Di sepanjang gang menuju rumah hilda aku melihat cucuran darah yang mungkin dari kedua anjing tadi. Tapi melihat bekasnya, sepertinya bukan hanya kedua anjing tadi saja yang berdarah-darah berlarian seperti itu karena aku melihat banyak lagi bercak darah yang sudah mengering.
Beberapa diantaranya berasal dari rumah seorang warga yang pintu gerbangnya sedang terbuka, dengan sengaja aku mengintip kedalam dan begitu terkejutnya kami ketika melihat banyak sekali ekor anjing yang sudah dipotong dari anjingnya seperti sedang dijemur dan beberapa anjing hidup yang diikat dan dikandangi yang ekornya masih lengkap. Aku menanyakan hal ini pada Hilda, dan Hilda bilang dia tidak tau sama sekali untuk apa ekor-ekor tersebut dan kenapa mereka tega melakukan hal sesadis itu.
Sesampainya dirumah Hilda kami langsung bertemu ayah Hilda, kulihat ayahnya lumayan ganteng dengan postur tubuhnya yang agak kurus tetapi tinggi. Setelah menyalami ayahnya didepan rumah, kami dipersilahkan untuk masuk kedalam rumah Hilda.
Setelah melihat rumah Hilda, kami sepakat menilai bahwa Hilda berasal dari keluarga yang lumayan berada. Setelah didalam rumah Hilda, kami pun disambut lagi oleh ibunya Hilda. Aku berkali-kali memperhatikan, ayah Hilda yang sedang duduk di teras dan ibunya yang barusan kami salami. Sepertinya wajah manis Hilda turun dari ayahnya yang lumayan ganteng, karena ketika aku melihat ibunya ternyata tidak secantik yang kubayangkan ketika melihat wajah cantik Hilda.
Aku menanyakan keberadaan Devi pada ibunya Hilda, ibunya bilang Devi sedang bersekolah dan kemudian ibunya Hilda bercerita betapa malasnya Devi ketika disuruh untuk mengerjakan pekerjaan rumah seperti Hilda dulu.
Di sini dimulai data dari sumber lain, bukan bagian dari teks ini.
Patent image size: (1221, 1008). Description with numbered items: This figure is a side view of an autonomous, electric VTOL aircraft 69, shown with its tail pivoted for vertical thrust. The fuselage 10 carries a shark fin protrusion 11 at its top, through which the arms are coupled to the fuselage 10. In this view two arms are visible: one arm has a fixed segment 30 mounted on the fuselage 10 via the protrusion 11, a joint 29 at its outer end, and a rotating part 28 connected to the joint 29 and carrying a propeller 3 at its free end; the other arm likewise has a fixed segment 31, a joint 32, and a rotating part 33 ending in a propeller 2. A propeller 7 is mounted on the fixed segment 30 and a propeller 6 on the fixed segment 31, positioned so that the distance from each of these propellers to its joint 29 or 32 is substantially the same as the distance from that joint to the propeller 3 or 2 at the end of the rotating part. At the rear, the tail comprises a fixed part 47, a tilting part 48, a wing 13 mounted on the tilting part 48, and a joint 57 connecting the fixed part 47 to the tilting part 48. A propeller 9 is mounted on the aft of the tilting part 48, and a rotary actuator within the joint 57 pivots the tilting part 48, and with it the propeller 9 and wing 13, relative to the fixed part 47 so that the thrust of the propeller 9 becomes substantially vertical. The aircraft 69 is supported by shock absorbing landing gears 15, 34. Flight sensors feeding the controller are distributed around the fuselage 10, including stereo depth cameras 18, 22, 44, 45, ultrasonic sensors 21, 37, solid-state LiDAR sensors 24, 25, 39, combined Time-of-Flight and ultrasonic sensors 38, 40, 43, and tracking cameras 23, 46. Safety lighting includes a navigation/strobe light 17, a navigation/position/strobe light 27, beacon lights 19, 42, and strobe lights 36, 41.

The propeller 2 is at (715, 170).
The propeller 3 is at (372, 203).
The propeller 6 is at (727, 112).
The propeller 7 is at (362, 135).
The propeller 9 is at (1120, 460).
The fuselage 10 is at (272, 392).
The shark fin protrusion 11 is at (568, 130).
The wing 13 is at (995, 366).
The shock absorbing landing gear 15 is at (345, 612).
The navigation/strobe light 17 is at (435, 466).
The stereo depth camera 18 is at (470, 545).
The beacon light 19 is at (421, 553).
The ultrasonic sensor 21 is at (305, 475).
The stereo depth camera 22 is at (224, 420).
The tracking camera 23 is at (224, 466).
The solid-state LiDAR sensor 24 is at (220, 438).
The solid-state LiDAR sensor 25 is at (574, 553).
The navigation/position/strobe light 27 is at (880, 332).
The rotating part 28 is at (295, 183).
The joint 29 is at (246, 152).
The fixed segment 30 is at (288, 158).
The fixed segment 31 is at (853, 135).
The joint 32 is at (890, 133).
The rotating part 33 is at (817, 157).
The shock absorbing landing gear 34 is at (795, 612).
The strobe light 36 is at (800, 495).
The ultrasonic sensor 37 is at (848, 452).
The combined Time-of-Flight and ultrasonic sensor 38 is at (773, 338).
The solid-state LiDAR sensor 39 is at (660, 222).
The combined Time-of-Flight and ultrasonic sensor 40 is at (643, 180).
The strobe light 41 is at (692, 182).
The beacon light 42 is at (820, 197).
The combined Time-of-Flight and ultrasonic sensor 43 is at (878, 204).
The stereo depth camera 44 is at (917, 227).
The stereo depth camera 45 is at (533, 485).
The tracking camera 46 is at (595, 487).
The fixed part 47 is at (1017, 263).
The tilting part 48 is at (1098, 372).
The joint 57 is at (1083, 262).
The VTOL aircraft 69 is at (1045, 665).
Aku tidak begitu terkejut mendengar hal itu karena seperti yang pernah Hilda ceritakan kepadaku dulu kalau Devi sangat dimanja oleh kedua orang tuanya.
Kulihat beberapa foto diruang tamu Hilda, kulihat ada foto keluarga Hilda. Aku melihat Devi sama sekali tidak mirip dengan Hilda. Tubuh Devi gendut, dan kulitnya hitam. Aku berusaha untuk tidak mengeluarkan kata ini tetapi kupikir tidak ada kata lain yang bisa mendefenisikan rupa dari Devi jadi terpaksa kubilang kalau rupa Devi ini adalah "jelek".
Tidak berapa lama kemudian Devi tiba dari sekolah, kami lihat wajahnya yang "jelek" dan tubuhnya yang tinggi dan gendut itu mengenakan seragam SMP. Devi menyalami kami dengan wajah judesnya kemudian Devi berkata pada Hilda:
Akhirnya pulang juga kamu Hilda.
Kami semua sangat terkejut melihat perilaku Devi terhadap Hilda. Devi sama sekali tak menaruh rasa hormat pada Hilda sebagai kakaknya, bahkan seperti yang sudah kami dengar Devi memanggil Hilda tidak dengan sebutan "kakak" melainkan langsung memanggil Hilda dengan menyebut namanya. Hilda kemudian dengan sabarnya menjawab pernyataan Devi barusan.
Iya, temen-temenku pada ngajakin liburan disini.
Kami berpikir mungkin hal tersebut adalah akibat dari perlakuan manja orangtua Hilda kepada Devi, sehingga Devi sama sekali tak menghormati Hilda bahkan kedua orang tua nya.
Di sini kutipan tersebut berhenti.